Mrs. Rose told her brother that the boy was perfectly crazy about that apple-tree, and Hiram grinned shamefacedly.
All winter Dickey went with Willy to the district school, and split wood and brought water between times. Sometimes of an evening he sat soberly down with Willy and played checkers, but Willy always won. “He don’t try to beat,” Willy said. Sometimes they had pop-corn, and Dickey always shook the popper. Dickey said he wasn’t tired, if they asked him. All winter the silver spoons appeared on the table, and Dickey was treated with a fair show of confidence. It was not until spring that the sleeping suspicion of him awoke. Then one day Mrs. Rose counted her silver spoons, and found only twenty-three teaspoons. She stood at her kitchen table, and counted them over and over. Then she opened the kitchen door. “Elviry!” she called out, “Elviry, come here a minute! Look here,” she said, in a hushed voice, when Miss Elvira’s inquiring face had appeared at the door. Miss Elvira approached the table tremblingly.

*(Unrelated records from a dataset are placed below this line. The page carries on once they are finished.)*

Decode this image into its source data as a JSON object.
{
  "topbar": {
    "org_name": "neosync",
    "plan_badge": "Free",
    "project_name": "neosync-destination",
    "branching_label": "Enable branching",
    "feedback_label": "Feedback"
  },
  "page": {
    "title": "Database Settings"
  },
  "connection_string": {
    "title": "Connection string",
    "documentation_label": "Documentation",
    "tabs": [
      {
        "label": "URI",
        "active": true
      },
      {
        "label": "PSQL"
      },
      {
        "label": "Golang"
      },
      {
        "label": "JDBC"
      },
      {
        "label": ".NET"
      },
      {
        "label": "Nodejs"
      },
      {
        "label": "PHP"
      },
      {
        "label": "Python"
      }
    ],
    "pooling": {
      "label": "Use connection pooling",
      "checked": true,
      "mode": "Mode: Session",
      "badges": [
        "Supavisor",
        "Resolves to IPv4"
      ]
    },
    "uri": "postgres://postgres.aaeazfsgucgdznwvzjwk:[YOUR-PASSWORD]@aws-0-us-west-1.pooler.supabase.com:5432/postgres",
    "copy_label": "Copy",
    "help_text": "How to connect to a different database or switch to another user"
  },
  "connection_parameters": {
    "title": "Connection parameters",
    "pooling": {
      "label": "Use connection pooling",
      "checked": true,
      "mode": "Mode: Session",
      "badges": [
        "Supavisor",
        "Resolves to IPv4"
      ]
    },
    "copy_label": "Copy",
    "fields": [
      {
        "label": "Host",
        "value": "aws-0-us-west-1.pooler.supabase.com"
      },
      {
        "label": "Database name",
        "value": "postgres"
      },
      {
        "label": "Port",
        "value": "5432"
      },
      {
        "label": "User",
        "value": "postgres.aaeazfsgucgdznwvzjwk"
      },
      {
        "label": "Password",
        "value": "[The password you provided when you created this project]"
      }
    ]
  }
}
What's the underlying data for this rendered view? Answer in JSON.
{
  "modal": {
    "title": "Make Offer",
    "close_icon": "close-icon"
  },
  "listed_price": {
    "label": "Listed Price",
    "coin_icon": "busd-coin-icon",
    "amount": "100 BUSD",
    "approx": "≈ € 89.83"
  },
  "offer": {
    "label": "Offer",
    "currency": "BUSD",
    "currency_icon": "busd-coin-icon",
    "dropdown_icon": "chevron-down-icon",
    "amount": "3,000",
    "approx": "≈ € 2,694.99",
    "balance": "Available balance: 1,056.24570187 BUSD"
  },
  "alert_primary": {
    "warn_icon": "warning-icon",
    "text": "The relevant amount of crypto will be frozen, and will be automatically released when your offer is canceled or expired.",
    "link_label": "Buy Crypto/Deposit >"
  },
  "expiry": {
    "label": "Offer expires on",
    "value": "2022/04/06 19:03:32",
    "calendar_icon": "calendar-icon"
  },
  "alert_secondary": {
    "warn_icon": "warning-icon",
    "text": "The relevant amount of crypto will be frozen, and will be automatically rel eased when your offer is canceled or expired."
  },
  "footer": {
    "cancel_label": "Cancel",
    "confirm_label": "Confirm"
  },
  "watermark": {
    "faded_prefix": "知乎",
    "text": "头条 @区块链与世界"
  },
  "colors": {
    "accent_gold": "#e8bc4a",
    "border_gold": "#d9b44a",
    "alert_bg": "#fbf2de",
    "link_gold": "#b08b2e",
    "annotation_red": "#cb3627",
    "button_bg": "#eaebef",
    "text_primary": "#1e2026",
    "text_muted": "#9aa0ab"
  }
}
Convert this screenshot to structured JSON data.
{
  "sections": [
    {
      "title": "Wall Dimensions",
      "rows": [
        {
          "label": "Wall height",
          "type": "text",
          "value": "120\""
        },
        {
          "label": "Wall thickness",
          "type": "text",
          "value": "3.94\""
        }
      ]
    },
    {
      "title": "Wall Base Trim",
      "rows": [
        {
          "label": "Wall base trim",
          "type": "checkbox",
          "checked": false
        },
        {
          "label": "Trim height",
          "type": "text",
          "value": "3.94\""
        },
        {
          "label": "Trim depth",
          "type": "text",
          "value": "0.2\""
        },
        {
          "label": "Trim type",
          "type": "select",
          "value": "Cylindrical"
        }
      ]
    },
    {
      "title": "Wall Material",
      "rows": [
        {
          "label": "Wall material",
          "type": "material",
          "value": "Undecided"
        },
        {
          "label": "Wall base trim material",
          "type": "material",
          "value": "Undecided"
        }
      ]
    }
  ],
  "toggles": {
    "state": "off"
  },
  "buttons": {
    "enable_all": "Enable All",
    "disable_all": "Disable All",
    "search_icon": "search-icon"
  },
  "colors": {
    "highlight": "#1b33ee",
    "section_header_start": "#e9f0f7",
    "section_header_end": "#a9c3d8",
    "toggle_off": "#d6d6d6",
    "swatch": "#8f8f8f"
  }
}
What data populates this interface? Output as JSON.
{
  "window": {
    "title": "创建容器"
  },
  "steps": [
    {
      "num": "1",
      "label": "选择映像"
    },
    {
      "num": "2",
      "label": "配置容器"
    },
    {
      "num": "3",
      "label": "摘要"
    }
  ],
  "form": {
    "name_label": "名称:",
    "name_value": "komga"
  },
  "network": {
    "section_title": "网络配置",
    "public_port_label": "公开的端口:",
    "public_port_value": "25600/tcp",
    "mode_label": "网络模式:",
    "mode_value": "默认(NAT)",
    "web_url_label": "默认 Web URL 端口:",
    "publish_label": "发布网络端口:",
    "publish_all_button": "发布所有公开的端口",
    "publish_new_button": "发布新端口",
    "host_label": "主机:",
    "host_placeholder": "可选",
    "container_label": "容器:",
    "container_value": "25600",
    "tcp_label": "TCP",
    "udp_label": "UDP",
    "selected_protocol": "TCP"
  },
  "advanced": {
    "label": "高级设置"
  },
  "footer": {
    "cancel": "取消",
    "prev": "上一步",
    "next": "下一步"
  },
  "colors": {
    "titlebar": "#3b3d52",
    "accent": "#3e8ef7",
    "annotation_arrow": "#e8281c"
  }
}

“Count those spoons,” said Mrs. Rose.
Miss Elvira’s long slim fingers handled the jingling spoons. “There ain’t but twenty-three,” she said finally, in a scared voice.
“I expected it,” said Mrs. Rose. “Do you s’pose he took it?”
“Who else took it, I’d like to know?”
It was a beautiful May morning; the apple-trees were all in blossom. The Dickey boy had stolen over to look at his. It was a round hill of pink-and-white bloom. It was the apple year. Willy came to the stone wall and called him. “Dickey,” he cried, “Mother wants you;” and Dickey obeyed. Willy had run on ahead. He found Mrs. Rose, Miss Elvira, Willy, and the twenty-three teaspoons awaiting him in the kitchen. He shook his head to every question they asked him about the missing spoon. He turned quite pale; once in a while he whimpered; the tears streamed down his cheeks, but he only shook his head in that mute denial.